Harry, 18, will take a year off before applying to the prestigious Sandhurst military academy, which trains military officers.

“I am very proud of Harry,” Charles said in a statement. “He has worked hard for these examinations and I am very pleased with today’s results.”

If Harry worked hard for a D in geography, he must not be very bright. Well, intelligence is not a requirement for royalty; it’s probably a handicap. Harry’s much-admired mother, Princess Diana, failed her 0-levels twice and left school at 16. That’s the equivalent of dropping out of high school because you can’t pass the basic skills exam.

Update: Joshua Kaye, an American studying at Oxford, says a D in Britain is not as bad as an American D.

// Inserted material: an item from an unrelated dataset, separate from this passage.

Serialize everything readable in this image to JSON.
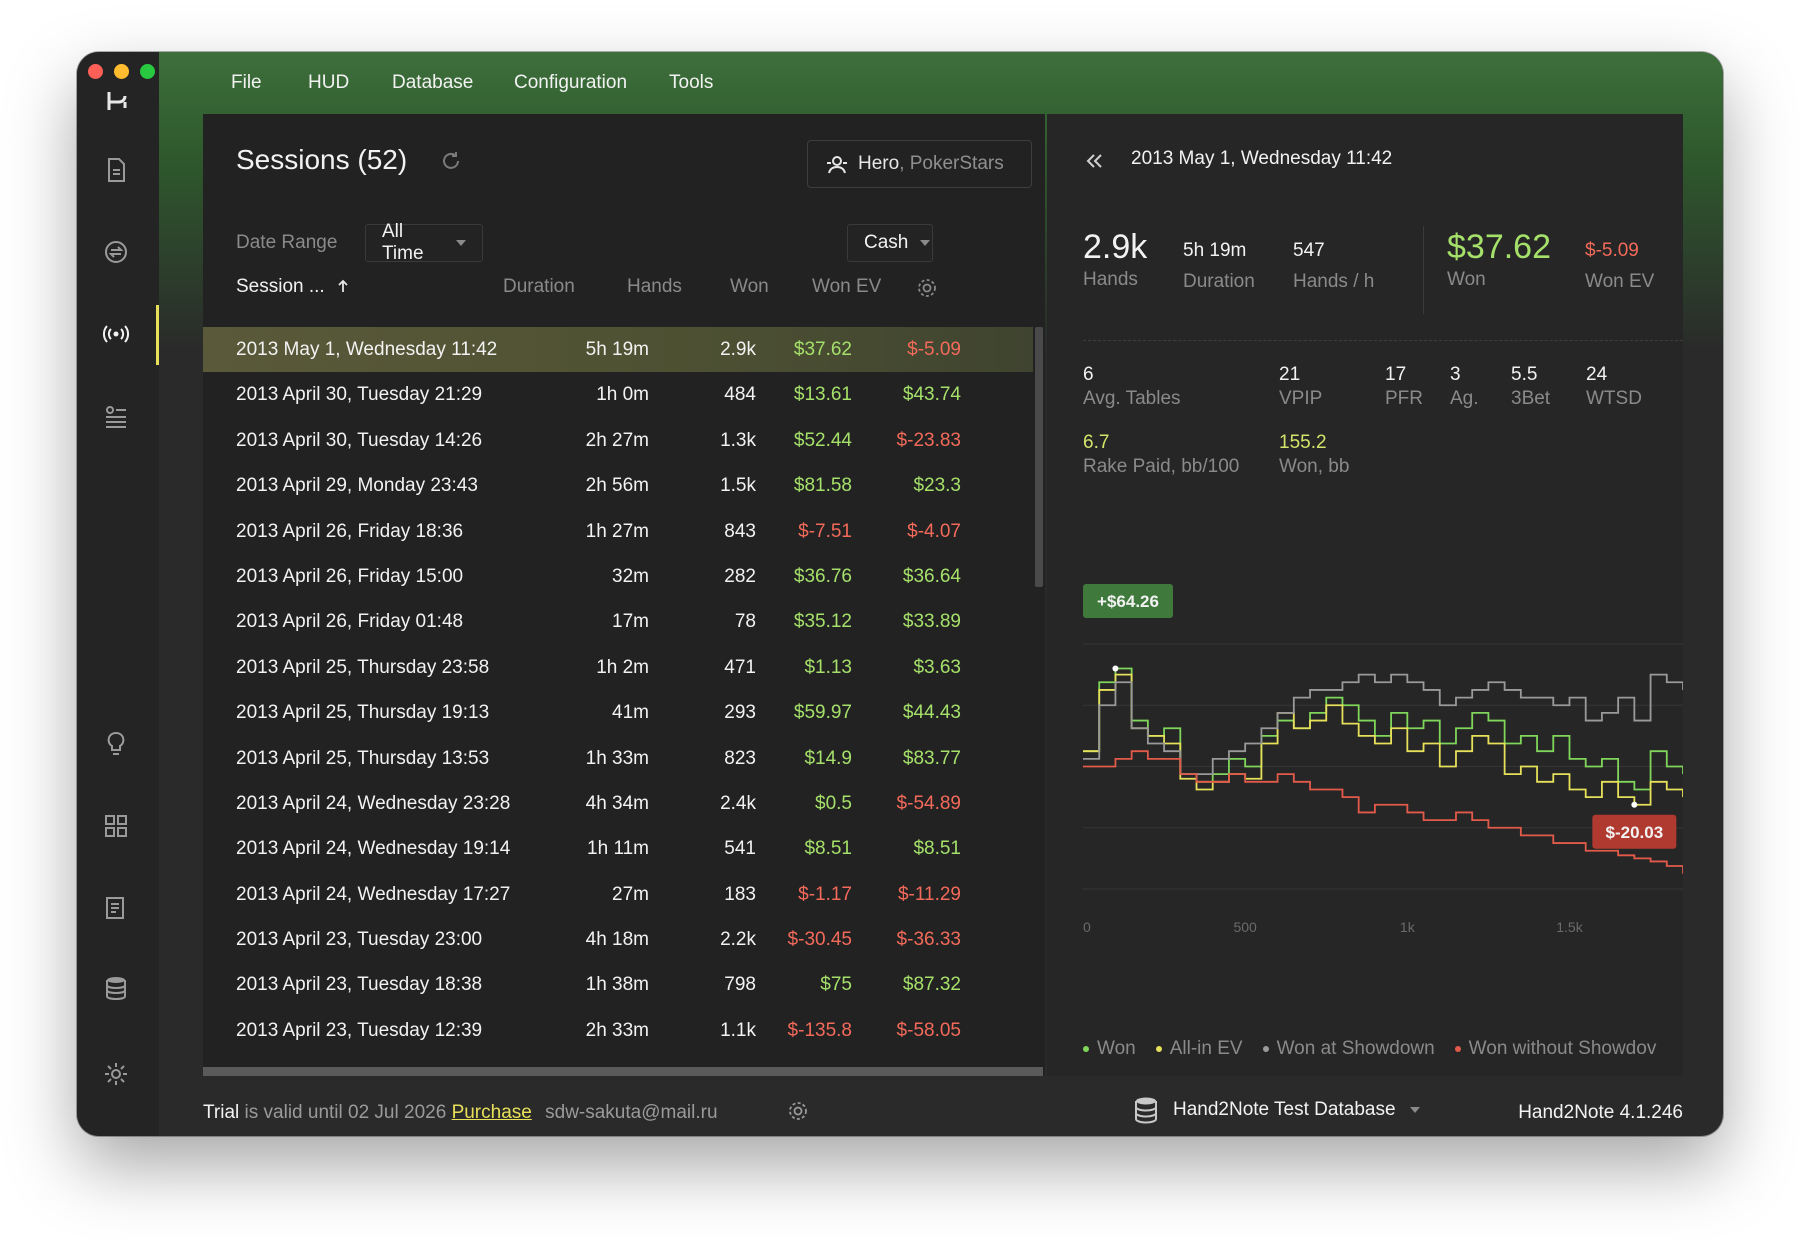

While in the U.S. grade inflation runs rampant, in the U.K. national standards are applied to prevent grade inflation.  These standards do not only take the form of testing, but all graded work is examined by a board of examiners to whom the student being graded is anonymous (the examiners are anonymous to the student as well).  These examiners are drawn not only from the academic institution the student attends, but from peer institutions as well.  This keeps grade inflation well in check.

About 20 percent of A-level grades are As, which is low by U.S. standards, considering that only college-bound students take the A-levels.